THE OTHER MIRACLE
Dr. Tali Loewenthal,

Director of Chabad Research Unit, London

Passover is the festival of freedom, of liberation - but for whom? Is this freedom only for the Jewish people? Do we always see ourselves as facing a hostile world from which we have to be protected and liberated, or is there another crucial element in our history and our future?

The comments by the Sages concerning the Shabbat before Passover provide a clue. The liberation of the Jewish people includes the kernel of an ultimate ideal - the connection of all humanity with the Divine. Let us see how.

Moses, instructed by G-d, had told the Jewish people to take a lamb for each household. They should keep the lamb in their home for a few days. This lamb was then to be slaughtered and roasted. Each lamb would be eaten in family groups on the night of the Exodus. Around midnight there would be the death of the Egyptian firstborn and at last stubborn Pharaoh would give in and he would let the Jews go free.

The lamb was no ordinary creature in ancient Egypt. It was literally the idol of the Egyptians.

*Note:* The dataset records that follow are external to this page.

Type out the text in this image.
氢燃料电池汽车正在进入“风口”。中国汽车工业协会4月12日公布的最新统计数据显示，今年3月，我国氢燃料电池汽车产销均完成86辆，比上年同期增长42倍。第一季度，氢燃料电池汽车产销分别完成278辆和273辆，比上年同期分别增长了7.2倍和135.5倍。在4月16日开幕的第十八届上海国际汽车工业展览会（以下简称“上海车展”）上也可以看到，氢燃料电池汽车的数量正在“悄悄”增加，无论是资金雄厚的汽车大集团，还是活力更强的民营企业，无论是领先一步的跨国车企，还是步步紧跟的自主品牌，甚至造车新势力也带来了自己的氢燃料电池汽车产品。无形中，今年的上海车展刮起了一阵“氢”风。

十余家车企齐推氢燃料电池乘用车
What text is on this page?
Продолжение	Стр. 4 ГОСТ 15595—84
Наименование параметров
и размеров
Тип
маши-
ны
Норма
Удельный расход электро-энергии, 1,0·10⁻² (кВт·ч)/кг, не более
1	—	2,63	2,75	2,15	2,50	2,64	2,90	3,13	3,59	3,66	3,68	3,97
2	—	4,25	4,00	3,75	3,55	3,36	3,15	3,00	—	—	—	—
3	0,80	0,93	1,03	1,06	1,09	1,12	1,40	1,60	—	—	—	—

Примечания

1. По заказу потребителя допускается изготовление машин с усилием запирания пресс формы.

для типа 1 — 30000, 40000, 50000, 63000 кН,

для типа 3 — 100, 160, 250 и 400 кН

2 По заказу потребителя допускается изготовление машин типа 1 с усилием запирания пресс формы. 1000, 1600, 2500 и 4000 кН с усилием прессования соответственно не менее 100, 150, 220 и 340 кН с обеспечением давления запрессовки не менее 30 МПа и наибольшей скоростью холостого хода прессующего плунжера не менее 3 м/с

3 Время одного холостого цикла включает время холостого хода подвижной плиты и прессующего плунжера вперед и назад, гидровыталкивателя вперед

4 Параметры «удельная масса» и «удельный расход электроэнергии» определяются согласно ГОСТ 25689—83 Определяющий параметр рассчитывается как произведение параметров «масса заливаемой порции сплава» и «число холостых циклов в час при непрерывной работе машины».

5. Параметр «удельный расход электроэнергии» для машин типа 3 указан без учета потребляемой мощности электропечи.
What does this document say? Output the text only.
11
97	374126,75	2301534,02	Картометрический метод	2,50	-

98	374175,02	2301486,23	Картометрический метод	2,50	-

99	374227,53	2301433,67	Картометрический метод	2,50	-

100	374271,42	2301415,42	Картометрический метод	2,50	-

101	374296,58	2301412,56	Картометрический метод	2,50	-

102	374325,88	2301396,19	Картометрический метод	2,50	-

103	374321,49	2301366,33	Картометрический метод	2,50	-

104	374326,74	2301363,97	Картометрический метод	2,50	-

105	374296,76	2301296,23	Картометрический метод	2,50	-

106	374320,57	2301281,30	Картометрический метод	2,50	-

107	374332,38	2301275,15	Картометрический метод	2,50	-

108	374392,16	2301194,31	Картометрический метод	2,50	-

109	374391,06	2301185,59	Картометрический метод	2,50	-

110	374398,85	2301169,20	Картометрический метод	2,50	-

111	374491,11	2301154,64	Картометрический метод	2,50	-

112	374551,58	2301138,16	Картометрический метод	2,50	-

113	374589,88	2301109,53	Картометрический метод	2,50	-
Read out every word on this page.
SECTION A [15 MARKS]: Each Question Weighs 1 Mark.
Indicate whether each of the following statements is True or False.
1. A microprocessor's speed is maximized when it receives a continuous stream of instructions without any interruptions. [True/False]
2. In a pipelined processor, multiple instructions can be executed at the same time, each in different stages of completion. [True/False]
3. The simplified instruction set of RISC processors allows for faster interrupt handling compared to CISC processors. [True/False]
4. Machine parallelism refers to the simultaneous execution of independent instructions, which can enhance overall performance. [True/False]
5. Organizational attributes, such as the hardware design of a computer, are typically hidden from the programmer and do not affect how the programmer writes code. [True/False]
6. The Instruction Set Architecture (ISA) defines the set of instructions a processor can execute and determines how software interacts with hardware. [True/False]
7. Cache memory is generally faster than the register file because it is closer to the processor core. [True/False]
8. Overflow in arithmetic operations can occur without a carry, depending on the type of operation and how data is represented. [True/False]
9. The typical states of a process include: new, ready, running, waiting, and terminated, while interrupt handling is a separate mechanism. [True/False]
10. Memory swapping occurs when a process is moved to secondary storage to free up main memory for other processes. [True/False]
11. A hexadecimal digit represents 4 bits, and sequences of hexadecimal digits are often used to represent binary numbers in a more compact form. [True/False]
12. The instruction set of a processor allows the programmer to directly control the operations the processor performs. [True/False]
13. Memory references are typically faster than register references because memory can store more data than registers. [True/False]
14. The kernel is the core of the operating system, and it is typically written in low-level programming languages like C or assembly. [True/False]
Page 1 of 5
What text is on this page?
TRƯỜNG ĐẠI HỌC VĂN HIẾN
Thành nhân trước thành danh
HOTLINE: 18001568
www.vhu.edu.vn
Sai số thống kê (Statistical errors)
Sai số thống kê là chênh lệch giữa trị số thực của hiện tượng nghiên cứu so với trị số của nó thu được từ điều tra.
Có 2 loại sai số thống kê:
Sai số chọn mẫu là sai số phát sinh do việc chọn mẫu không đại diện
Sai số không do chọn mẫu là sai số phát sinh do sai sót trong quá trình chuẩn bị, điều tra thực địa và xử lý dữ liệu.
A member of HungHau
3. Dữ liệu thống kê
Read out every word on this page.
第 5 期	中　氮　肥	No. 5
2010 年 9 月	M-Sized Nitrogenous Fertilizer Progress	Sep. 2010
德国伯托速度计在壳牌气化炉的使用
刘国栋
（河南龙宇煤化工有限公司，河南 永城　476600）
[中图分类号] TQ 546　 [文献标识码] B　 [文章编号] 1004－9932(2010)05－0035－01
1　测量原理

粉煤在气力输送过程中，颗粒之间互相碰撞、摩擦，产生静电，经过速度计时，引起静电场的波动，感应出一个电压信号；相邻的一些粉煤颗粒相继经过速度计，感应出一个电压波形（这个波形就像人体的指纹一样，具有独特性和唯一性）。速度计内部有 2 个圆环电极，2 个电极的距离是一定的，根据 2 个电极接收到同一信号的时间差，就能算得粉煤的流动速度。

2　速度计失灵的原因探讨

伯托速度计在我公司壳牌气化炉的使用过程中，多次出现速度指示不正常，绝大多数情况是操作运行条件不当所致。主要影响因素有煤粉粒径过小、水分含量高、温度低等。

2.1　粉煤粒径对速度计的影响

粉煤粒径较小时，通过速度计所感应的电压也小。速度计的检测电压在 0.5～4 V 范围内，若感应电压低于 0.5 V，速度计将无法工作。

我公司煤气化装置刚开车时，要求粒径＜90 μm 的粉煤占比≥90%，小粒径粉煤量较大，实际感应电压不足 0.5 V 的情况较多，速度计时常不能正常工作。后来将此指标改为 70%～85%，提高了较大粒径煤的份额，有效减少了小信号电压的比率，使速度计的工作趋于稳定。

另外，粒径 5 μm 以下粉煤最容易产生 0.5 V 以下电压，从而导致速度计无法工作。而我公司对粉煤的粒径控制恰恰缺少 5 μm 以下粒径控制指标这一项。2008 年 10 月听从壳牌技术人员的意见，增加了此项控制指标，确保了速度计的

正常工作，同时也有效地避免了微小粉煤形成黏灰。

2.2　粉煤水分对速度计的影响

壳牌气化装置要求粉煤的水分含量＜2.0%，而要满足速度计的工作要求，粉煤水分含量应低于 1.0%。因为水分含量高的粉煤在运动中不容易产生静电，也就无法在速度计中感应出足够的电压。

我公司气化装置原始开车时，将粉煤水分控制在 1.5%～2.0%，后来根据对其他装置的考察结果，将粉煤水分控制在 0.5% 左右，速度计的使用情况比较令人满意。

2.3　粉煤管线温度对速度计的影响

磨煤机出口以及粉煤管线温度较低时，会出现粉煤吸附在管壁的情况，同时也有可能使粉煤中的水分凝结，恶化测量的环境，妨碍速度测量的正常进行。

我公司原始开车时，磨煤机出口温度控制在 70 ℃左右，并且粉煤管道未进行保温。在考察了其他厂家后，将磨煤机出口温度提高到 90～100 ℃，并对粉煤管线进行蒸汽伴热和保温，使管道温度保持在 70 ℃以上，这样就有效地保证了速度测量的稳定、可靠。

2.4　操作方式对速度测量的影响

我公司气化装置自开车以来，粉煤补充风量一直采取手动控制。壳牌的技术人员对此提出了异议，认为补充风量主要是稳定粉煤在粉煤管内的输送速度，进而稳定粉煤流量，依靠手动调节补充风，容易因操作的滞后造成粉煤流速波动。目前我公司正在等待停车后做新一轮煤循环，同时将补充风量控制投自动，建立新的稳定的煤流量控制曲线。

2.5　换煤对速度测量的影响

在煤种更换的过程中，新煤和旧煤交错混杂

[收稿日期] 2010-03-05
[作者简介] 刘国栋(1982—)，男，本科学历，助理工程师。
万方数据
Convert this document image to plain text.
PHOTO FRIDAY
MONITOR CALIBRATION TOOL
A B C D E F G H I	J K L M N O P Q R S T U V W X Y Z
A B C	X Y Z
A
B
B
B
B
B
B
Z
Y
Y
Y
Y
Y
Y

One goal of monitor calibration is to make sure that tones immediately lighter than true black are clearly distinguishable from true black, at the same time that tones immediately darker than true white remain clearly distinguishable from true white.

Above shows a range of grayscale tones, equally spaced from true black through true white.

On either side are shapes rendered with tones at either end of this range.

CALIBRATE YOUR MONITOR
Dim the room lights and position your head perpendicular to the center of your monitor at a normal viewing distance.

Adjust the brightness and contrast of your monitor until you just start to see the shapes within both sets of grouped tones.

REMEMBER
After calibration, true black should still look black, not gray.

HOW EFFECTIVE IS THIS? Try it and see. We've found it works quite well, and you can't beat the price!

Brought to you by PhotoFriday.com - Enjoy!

When large numbers of Jews quite openly kept the lambs in preparation for their slaughter, their Egyptian neighbors asked what they were doing. The Jews responded by telling them about the latest prophecy of Moses: there would be the death of the firstborn and the freedom of the Jews.

As we might imagine this had a strong effect on the Egyptian public - especially on those who were firstborn! They appealed to Pharaoh to let the Jews go but he stubbornly refused. This resulted in civil war between the Egyptian firstborn and Pharaoh's soldiers1. In the Haggadah we refer to this event with the phrase “He smites Egypt with their [own] firstborn.”

All this took place on 10 Nissan ─ the Shabbat before the Exodus. This day is given the name Shabbat Hagadol, the Great Shabbat.
1

The Sages describe this as a 'great miracle'
2, because it meant that at least some Egyptians saw the truth of Moses' teaching and were fighting against the evil forces of Pharaoh. This was a hint of the ultimate process in which the hostile enemies of the Jews are transformed into supporters and friends. 3 Hence while one miracle of the Egyptian firstborn was their destruction on the night of the Exodus, leading directly to the freedom of the Jews, another miracle, four days earlier, was their attempt (albeit unsuccessful) to change Pharaoh's policy.

This episode in our history could be seen as highly relevant to our own time. Massive forces are posed against the Jews, yet there are also some dissident voices of reason to be heard. As yet, these are very few, and under threat from their own people. Yet who knows what the future might hold The Lubavitcher Rebbe points out that in the account of this earlier, other miracle of the firstborn, we see a first step towards the fulfillment of the ultimate goal of the Jew: to connect all humanity to G-d.

The goal of the Pesach liberation was that the Jewish people would receive the Torah on Sinai, meaning the 613 Commands for the Jew and 7 Noachide Laws for the non-Jew. The Jewish people have the responsibility to transmit these Noachide laws to society at large. They express a way of responding to the infinity of G-d in a wholesome and life-giving way, rather than as a fervent terrorist bringing death and destruction.

The rebellion of the Egyptian firstborn constituted a hint of this ultimate goal. Hence this Shabbat is “great” not only for its own time, but for what it portends for the future.
4


FOOTNOTES:
1. Tosafot to Talmud Shabbat 87b (Sec.'And that day'). The date 10 Nisan also commemorates the passing of Miriam many years later, hence the emphasis is on the day (Shabbat) rather than the date.
2. Shulchan Aruch HaRav 430:1.
3. See Prov.16:7, Zeph.3:9.
4. See Likkutei Sichot, vo1.7 pp.212-3.